I was a bit of a swot, always putting myself up for exams, and before I left HMS Hermione I’d achieved my first promotion. I’d go and sit on the beach with all my reference books and huge carrier bags of notes, and I’d study and study. In Gibraltar I found an old gun emplacement – a pillbox, we call them – and I’d sit there and boff up. Promotion meant rank and more pay, so I always put myself up for any advancement I could, although you had to be a particular age before you could sit some of the exams. Lots of friends I’d joined up with couldn’t be bothered – they were happy just to do the job and weren’t looking to be an officer one day – but it was always an ambition of mine.

Gradually, I was put in charge of other men, and I think I was pretty fair as a boss. I was always willing to give everyone who came up the gangplank a chance, even if I knew he had been kicked off another ship. I’d say, ‘There’s your weapons system, there’re the maintenance schedules, I want you to paint it, clean it, oil it, grease it. If you need help, ask me. It’s your job now, but if it doesn’t work it’s down to you.’ And, by putting my trust in someone like that, I often found I’d get the best-maintained system on the ship. When a guy who’s made a mistake is given a second chance, he’s not going to mess up again.

I made my men work really hard, and the only punishment I used for misdemeanours was making them stick little round hole-strengtheners on all my files.
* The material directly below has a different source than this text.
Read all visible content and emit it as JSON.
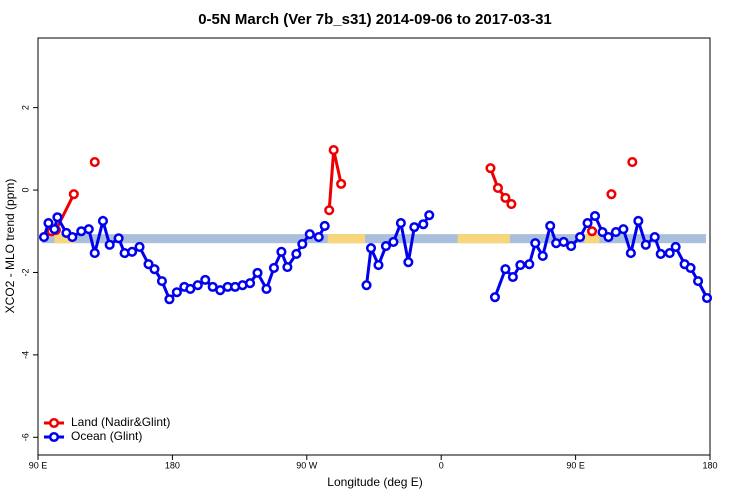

We had huge books of drawings of the wiring of all our different systems, known as BRs (‘books of reference’). This was in the days before microfiches and computers were widely in use, of course. I didn’t want the paper to tear where holes were punched, so if the guys did something wrong I’d sit them down with a huge pile of sticky hole-strengtheners and make them do both sides of each page. I heard the lads called them ‘paper arseholes’, which made me smile.

I was really committed to the job – if there was still work to be done, you’d never find me slipping off to a pub onshore – and I reckon I dealt with it and my men pretty well. I saw the young guys who had gone straight into the officer-training course, usually from comfortable backgrounds where Mummy and Daddy took care of everything, and I knew I’d made the right decision to work my way up the ranks. They didn’t have an iota of experience, and yet they were supposed to be in charge of men who had huge family problems, divorces, sick children, money worries, and they had no idea what to do. It was better to be a big fish in a small pond than a small fish who was thrown right in at the deep end of the big pond, in my opinion.

I had a fantastic time along the way, on all the different ships I was posted to. The life could be very glamorous. I remember I spent six months in the Great Lakes between America and Canada on the biggest ship that had ever made its way in there. As we approached through the locks, the huge wicker fenders on the ship’s sides caught fire due to the friction, the fit was so tight. We were there as a kind of exhibition ship. Models like Jerry Hall came to do shows on the helicopter flight deck, wearing spindly high heels that tended to get caught in the mesh of the deck covering.

We sailed to Chicago, Milwaukee, Duluth, and everywhere we went there were flash parties with champagne and cocktails. We flew the ship’s helicopter over Niagara Falls, and I remember we stopped in Montreal on the way back up the St Lawrence River. I have a vivid memory of climbing a huge set of wooden steps there, up from a park to a place where there were stunning views right up and down the river for miles and miles. I’ve searched for it in Google Earth and I can find the park but I can’t find those steps, and that drives me crazy because then I start doubting myself and wondering if I’m just imagining them. But I’m sure I’m not.